Trying to deliberately break a system might be interesting to test some fringe cases. In most productive environments there is a good chance you are setting yourself up for problems that are then complicated to first detect and then to fix. When it is not super important to squeeze the last microseconds out of a process (if this is the case you might need advanced in-memory techniques) it is best to keep things so that you can easily track them, give them unique names and better rely on a loop or something so as to safely collect. Also built-in pauses and caches might sometimes go a long way to improve stability as well as (like you have done) retry and catch constructs.

The question when it comes to robust processes is not if you are paranoid - the question is: are you paranoid enough …


on another note: I currently get an error message when trying to install the Nodepit Power Nodes. I do not have the energy to investigate. I would just use the Cache node instead.

Hey @mlauber71,

I hope you are getting better soon.

Usually system have / offer safety measures to prevent writing to the same file simultaneously. I.e. opening the same Excel file twice and writing to it usually throws an error. Though, utilizing these options seems up to the developer.

What bugs me are the safety measures taken in combination with a forced delay of two seconds still being insufficient. Even without parallel processing, it could mean by pure iteration data might get corrupted.

Or curious :grimacing:

I winder what the take of the Knime-Devs is on that …

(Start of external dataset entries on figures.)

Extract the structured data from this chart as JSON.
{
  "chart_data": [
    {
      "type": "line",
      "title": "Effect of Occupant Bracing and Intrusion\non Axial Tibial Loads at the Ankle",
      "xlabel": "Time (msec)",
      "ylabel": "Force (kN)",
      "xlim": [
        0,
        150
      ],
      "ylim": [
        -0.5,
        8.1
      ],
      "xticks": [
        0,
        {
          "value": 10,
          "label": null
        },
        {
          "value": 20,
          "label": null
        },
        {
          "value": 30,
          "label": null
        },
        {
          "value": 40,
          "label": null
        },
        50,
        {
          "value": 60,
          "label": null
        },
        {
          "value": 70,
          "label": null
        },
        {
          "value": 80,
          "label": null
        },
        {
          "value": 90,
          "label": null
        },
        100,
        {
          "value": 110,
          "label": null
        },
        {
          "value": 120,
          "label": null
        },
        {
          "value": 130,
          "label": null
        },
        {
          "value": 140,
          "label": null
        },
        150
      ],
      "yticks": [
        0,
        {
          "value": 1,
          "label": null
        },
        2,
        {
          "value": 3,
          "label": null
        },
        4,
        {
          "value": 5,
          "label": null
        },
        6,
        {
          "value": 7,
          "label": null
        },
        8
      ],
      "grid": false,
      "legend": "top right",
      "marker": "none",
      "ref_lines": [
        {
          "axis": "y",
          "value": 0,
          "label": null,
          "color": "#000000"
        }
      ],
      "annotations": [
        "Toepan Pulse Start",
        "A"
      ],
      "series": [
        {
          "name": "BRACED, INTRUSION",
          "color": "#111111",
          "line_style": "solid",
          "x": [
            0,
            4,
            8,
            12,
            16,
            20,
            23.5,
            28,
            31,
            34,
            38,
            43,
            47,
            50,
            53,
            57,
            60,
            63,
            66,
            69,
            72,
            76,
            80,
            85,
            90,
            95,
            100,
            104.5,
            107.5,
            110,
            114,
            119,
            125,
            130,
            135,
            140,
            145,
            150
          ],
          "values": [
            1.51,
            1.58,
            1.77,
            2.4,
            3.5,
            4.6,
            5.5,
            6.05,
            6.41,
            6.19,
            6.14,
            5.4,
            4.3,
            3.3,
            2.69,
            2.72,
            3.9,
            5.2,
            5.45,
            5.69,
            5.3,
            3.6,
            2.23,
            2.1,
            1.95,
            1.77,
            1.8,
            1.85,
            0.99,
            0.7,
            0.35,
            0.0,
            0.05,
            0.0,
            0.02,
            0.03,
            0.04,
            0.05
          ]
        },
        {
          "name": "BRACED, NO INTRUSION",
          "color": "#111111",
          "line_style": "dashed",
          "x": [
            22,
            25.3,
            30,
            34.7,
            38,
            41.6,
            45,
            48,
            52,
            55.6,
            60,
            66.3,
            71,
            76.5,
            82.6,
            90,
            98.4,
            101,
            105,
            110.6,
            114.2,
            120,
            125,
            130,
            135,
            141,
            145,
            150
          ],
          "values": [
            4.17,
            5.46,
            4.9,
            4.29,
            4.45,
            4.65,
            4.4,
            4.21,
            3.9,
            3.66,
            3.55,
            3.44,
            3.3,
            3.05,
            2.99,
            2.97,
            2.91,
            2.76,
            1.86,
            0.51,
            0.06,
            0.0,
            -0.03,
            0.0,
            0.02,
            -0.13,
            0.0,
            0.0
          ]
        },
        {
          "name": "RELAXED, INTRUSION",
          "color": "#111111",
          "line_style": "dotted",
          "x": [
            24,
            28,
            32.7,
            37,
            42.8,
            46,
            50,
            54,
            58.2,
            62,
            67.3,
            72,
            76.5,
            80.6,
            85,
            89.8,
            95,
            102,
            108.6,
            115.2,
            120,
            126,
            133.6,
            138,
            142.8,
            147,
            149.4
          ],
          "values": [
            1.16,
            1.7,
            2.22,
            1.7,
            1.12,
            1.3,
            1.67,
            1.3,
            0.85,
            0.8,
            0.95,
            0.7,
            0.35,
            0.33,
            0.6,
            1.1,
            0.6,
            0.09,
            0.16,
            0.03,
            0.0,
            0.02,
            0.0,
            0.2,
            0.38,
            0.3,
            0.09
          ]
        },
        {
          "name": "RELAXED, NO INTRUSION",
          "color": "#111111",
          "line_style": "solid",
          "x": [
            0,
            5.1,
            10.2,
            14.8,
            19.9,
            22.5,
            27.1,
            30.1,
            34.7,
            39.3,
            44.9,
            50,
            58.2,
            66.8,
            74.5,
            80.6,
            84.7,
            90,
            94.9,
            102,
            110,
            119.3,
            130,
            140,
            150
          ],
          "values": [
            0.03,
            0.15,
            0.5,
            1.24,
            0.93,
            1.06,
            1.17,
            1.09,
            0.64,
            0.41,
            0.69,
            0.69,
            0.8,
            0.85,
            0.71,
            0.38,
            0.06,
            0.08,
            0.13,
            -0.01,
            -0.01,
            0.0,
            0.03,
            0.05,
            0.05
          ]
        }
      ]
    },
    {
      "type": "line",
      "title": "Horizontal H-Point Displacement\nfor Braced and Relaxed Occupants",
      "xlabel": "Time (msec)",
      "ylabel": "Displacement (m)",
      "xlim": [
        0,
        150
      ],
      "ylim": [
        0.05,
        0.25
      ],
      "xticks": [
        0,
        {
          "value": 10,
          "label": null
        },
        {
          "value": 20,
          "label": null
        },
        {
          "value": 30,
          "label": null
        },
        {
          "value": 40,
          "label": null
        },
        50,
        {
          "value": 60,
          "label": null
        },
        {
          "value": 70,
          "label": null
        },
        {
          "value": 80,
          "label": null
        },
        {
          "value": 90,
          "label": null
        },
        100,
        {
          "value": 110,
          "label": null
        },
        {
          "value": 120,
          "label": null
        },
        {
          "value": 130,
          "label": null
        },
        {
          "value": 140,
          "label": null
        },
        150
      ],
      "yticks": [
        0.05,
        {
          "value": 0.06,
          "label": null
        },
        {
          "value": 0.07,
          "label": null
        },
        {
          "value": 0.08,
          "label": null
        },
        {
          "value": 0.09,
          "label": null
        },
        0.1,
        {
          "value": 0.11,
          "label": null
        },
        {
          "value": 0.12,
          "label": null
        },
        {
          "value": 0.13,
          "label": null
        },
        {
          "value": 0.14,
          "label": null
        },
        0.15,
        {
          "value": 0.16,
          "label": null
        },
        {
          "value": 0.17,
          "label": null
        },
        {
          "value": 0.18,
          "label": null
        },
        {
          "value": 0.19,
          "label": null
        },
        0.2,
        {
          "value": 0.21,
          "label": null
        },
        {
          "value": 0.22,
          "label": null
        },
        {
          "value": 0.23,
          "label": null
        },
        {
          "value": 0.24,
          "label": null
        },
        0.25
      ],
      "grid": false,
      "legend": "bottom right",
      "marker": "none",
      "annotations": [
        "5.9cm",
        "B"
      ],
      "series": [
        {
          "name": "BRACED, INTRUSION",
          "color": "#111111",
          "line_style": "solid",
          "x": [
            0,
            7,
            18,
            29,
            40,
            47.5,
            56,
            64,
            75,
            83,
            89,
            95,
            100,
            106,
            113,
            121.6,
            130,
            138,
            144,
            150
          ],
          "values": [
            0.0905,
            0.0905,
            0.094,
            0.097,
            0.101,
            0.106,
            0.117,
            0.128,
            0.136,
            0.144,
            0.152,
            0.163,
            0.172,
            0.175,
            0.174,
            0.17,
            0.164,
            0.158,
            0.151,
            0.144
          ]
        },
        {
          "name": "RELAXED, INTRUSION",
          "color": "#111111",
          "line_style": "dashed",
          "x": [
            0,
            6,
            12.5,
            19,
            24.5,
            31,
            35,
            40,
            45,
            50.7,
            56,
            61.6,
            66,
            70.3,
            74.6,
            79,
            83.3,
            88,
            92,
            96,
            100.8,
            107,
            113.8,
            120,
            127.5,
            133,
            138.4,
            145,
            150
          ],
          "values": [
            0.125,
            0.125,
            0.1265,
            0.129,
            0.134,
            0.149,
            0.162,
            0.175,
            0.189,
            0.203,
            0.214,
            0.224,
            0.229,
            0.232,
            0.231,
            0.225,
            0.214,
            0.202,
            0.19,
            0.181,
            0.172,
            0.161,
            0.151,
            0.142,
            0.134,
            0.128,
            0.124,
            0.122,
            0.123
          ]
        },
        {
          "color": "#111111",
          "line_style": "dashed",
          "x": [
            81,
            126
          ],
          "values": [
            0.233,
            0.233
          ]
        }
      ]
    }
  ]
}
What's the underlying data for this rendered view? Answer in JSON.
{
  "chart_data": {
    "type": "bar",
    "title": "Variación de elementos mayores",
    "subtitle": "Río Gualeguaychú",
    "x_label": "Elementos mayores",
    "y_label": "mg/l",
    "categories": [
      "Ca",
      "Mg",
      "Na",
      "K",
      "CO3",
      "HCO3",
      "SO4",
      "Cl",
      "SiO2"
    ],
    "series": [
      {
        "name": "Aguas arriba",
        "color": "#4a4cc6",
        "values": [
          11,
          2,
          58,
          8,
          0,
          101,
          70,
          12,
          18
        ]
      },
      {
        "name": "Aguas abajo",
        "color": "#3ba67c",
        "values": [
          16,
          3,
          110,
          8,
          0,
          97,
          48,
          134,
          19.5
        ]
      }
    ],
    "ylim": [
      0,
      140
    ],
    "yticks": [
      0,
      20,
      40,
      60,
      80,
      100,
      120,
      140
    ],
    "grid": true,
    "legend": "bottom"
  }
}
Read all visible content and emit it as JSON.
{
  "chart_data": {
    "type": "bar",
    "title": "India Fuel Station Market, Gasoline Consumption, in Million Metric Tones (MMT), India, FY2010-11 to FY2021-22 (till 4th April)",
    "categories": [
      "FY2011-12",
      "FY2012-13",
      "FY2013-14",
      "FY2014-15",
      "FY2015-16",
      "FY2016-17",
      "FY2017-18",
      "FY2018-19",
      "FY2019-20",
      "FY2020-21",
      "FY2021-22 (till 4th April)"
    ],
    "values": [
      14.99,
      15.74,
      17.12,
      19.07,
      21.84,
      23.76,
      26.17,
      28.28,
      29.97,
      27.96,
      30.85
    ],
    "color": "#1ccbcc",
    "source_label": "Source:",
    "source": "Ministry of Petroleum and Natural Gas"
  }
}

My point simply is, following an „it just works“ expectation Knime users might have as Knime is so accessible, that this ease results in a false perception of safety. Though, I believe that With the ambition to ease access an „it just works“ mindset is what Knime-Devs might aim for.

Best
Mike

@mlauber71 D’oh! Could you shed some light on this? What error message do you get?

FYI: @qqilihq

2 Likes

@danielesser

image

knime_log.log (1.6 KB)

@mlauber71 the Noop nodes are part of the Power Nodes:

Can you find them?

@mwiegand yes I can find them but the error message stays the same.

1 Like

Thanks a lot for this, @mlauber71. This looks vaguely familiar.

Could you please do the following and check if that solves your issue:

  1. Remove the update site for NodePit 5.3 from your “Available Software Sites”.

  2. Restart your KNIME Analytics Platform.

  3. Add the update site for NodePit 5.3 again to your “Available Software Sites”:

    https://download.nodepit.com/5.3
    
  4. Install or update the NodePit Power Nodes (or any other extension).

My assumption is the configuration of our update site in KNIME is screwed up, so let’s verify. Does this solve your issue?

Best regards,
Daniel

@danielesser this seems to have solved the problem. Very strange but thanks.

2 Likes